Aquella sonrisa, una vez más, acompañada de una caricia que le apartó el flequillo de las sienes, fue todo lo que Giuliana necesitaba para disolver sus últimas dudas: asintió de nuevo y tomó su rostro para atraerlo hacia ella, besándole con hambre, mientras las manos de Manigoldo exploraban su cuerpo, desde las caderas hasta los pechos, acogiéndolos entre sus palmas y separándose de su boca para aspirar su aroma.

- Hueles a albahaca... Qué maravilla... Vas a ser toda una delicia, ¿verdad? -la lisonjeó.

- Compruébalo tú mismo, caballero... -le provocó de vuelta.

Manigoldo no se lo hizo repetir: con un tirón firme, deshizo la lazada que cerraba el escote del vestido de la chica, aflojando la cordonadura hasta descubrir la fina camisa blanca que hacía las veces de ropa interior y bajándola para exponer su torso.

- Mi linda compatriota... -susurró, con la voz oscurecida de deseo.

Con expresión anhelante, Giuliana le sujetó por la nuca, en un gesto que él entendió a la perfección: volvió a rodearle los pechos con ambas manos, juntándolos para formar un hueco en el que hundió la nariz y embriagándose del perfume de su piel, sedosa y ligeramente marcada por el sol. La respiración de la chica se agitó al contacto de la boca de Manigoldo, que se deslizaba desde su seno hacia el pezón izquierdo.

- Te vi en la fiesta de Rodorio el año pasado -confesó, dando un primer lengüetazo que la hizo temblar-, bailabas con otras chicas del pueblo en torno a la hoguera, con la falda subida... así... -con brusquedad, le levantó el vestido hasta la cintura, mientras succionaba uno y otro pezón, gozando con los primeros gemidos de la chica- y me volví loco al mirar tus piernas... esa alegría despreocupada... tu cabello revuelto...

- Yo... no sospechaba nada de esto... -admitió ella, con las manos en sus hombros, tan sólidos como rocas- pensaba que ni siquiera sabías que existía...

- Pues ya ves lo equivocada que estabas...

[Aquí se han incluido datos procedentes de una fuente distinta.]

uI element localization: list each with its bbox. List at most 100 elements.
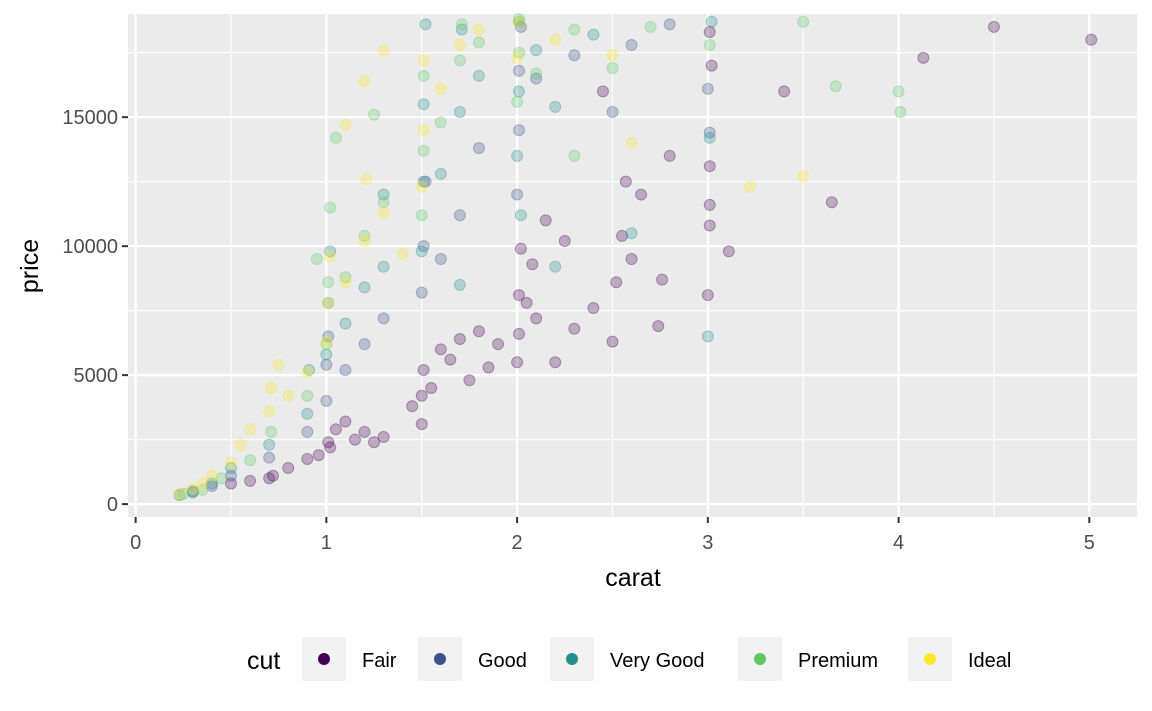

Con una mirada maliciosa, el caballero dejó de lamer los pechos de la chica y se inclinó sobre ella. Su índice derecho se posó en sus labios, los acarició y descendió por el mentón y el pecho hacia su ombligo, en torno al cual dibujó varios círculos traviesos, hasta llegar a su monte de venus, cubierto por un sencillo calzón de rayas. Giuliana gimió, anticipándose a las caricias que esperaba recibir, pero Manigoldo la besó con lujuria, evitó su zona íntima y dejó que sus dedos siguiesen vagando por el muslo de la chica, que se retorció, excitada.

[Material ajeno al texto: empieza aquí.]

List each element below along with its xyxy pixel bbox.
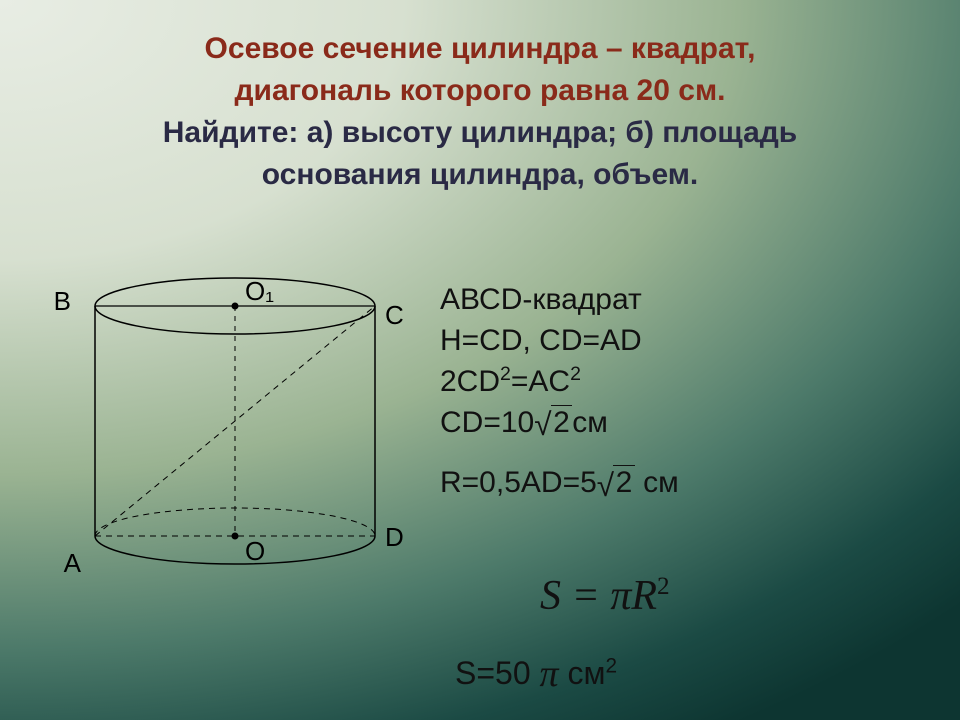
area-formula: S = πR2 <box>540 572 670 620</box>
svg-text:O₁: O₁ <box>245 276 274 306</box>
title: Осевое сечение цилиндра – квадрат, диаго… <box>0 28 960 196</box>
svg-text:C: C <box>385 300 404 330</box>
title-line-2: диагональ которого равна 20 см. <box>0 70 960 112</box>
math-line-1: АВСD-квадрат <box>440 280 940 321</box>
svg-text:A: A <box>64 548 82 578</box>
solution-text: АВСD-квадрат H=CD, CD=AD 2CD2=AC2 CD=102… <box>440 280 940 504</box>
title-line-1: Осевое сечение цилиндра – квадрат, <box>0 28 960 70</box>
cylinder-diagram: B C A D O₁ O <box>50 268 420 608</box>
svg-text:O: O <box>245 536 265 566</box>
svg-text:D: D <box>385 522 404 552</box>
svg-text:B: B <box>54 286 71 316</box>
math-line-4: CD=102см <box>440 403 940 444</box>
math-line-5: R=0,5AD=52 см <box>440 463 940 504</box>
title-line-4: основания цилиндра, объем. <box>0 154 960 196</box>
math-line-3: 2CD2=AC2 <box>440 361 940 403</box>
area-result: S=50 π см2 <box>455 650 617 694</box>
title-line-3: Найдите: а) высоту цилиндра; б) площадь <box>0 112 960 154</box>
slide: Осевое сечение цилиндра – квадрат, диаго… <box>0 0 960 720</box>
math-line-2: H=CD, CD=AD <box>440 321 940 362</box>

- ¿Tenemos prisa, Giuliana? -preguntó, con una ceja levantada, a lo cual ella negó con la cabeza- Bien, porque llevo meses pensando en cómo sería hacer esto...

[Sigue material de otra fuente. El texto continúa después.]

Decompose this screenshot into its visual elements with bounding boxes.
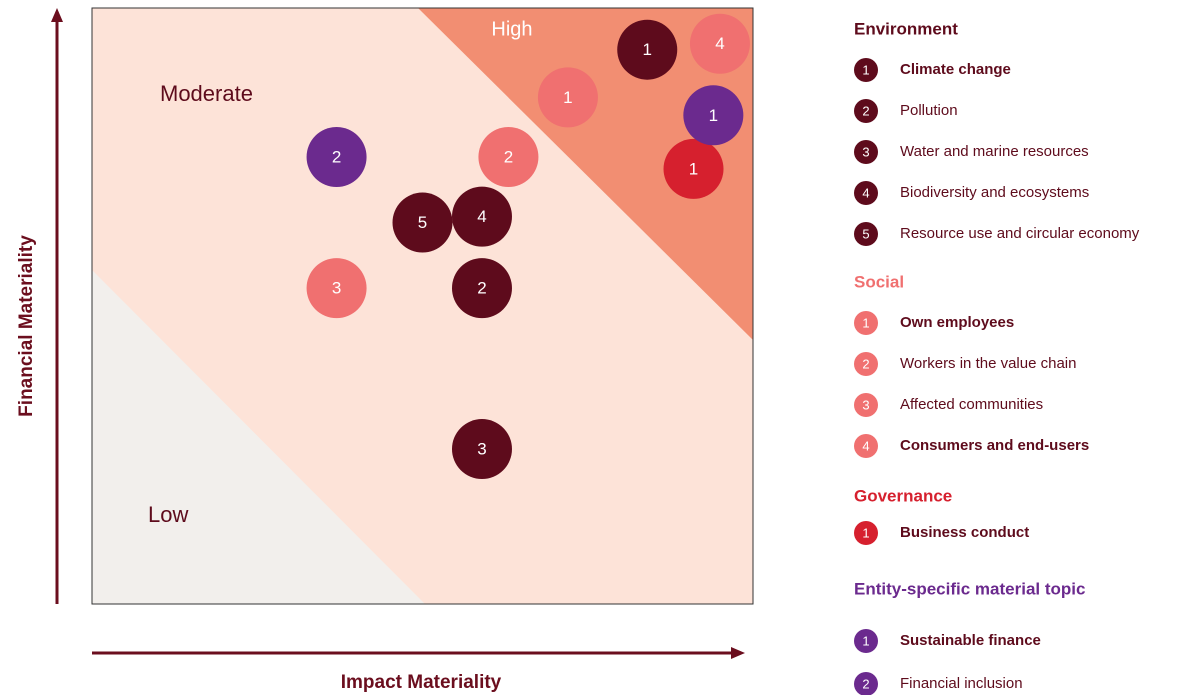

La chica jadeó y estiró un poco el cuello para que el beso no acabase cuando él se separó de ella, pero Manigoldo la inmovilizó con el peso de su brazo izquierdo y recorrió su cuerpo con la mano derecha, deteniéndose en los dedos de los pies, que tanteó con mimo.

- Ah, estas preciosidades... -murmuró al desatarle las sandalias, que cayeron al suelo con un ruido sordo.